After three months of posting daily, checking timings, and pumping hashtags I’ve watched a fairly modest follower count increase by about 2.9% (think 700 to about 722). Engagement is down, reach is down, but I’d by lying if I said it really mattered anything.
This is because Instagram has changed.
We’ve known about the change for some time and while it’s grand and all to post and share photos scrapbook-like, Instagram is a hell of a lot less about photos these days and way more about video content.
If you’re not into reels, not into making comedy shorts or workout videos, and you’re looking to gain some sort of traction on the platform, you may look elsewhere.
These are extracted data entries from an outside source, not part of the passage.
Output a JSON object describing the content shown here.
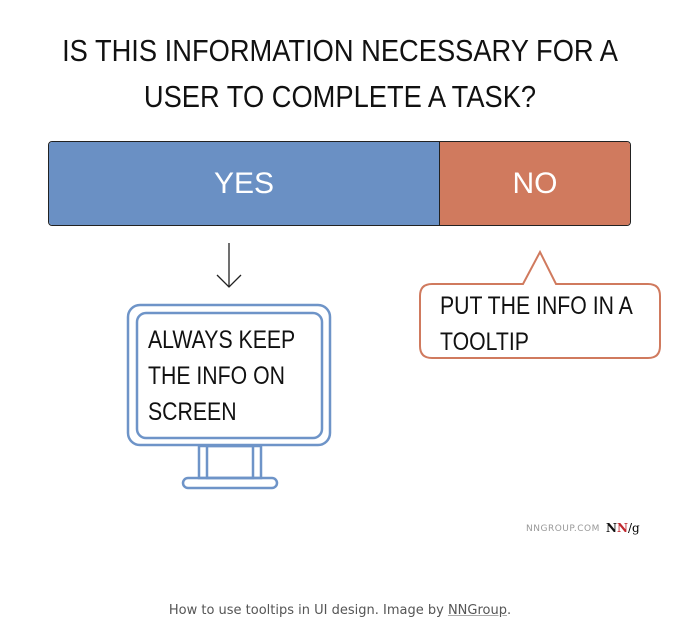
{
  "title": "IS THIS INFORMATION NECESSARY FOR A USER TO COMPLETE A TASK?",
  "options": {
    "yes": "YES",
    "no": "NO"
  },
  "yes_result": "ALWAYS KEEP THE INFO ON SCREEN",
  "no_result": "PUT THE INFO IN A TOOLTIP",
  "colors": {
    "yes": "#6a90c4",
    "no": "#d07a5e"
  },
  "icons": {
    "arrow": "arrow-down-icon",
    "monitor": "monitor-icon",
    "bubble": "speech-bubble"
  },
  "footer": {
    "source": "NNGROUP.COM",
    "logo": "NN/g"
  },
  "caption": {
    "text": "How to use tooltips in UI design. Image by ",
    "link": "NNGroup",
    "end": "."
  }
}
You can see the investment in video too. Auto-generated captions have arrived for videos, moderators can be added to live videos, and there are tons of new tools aimed at video creators.
I’ve found my own Instagram habits have changed as an end-user too. The lack of a chronological timeline (until late last month) was definitely on the gear-grinding list but I don’t care too much for photos on there either, whether they’re posted on artistic merit or a behind-the-scenes look at someone’s life.
Instead, I’ve found myself swiping to wherever the reels or videos live and getting lost in endless minutes-turned-hours of guitar and drum solos and quirky US-flavoured DIY tutorials. Go figure.
I’ll see all y’all on Flickr. That’s still a thing, right?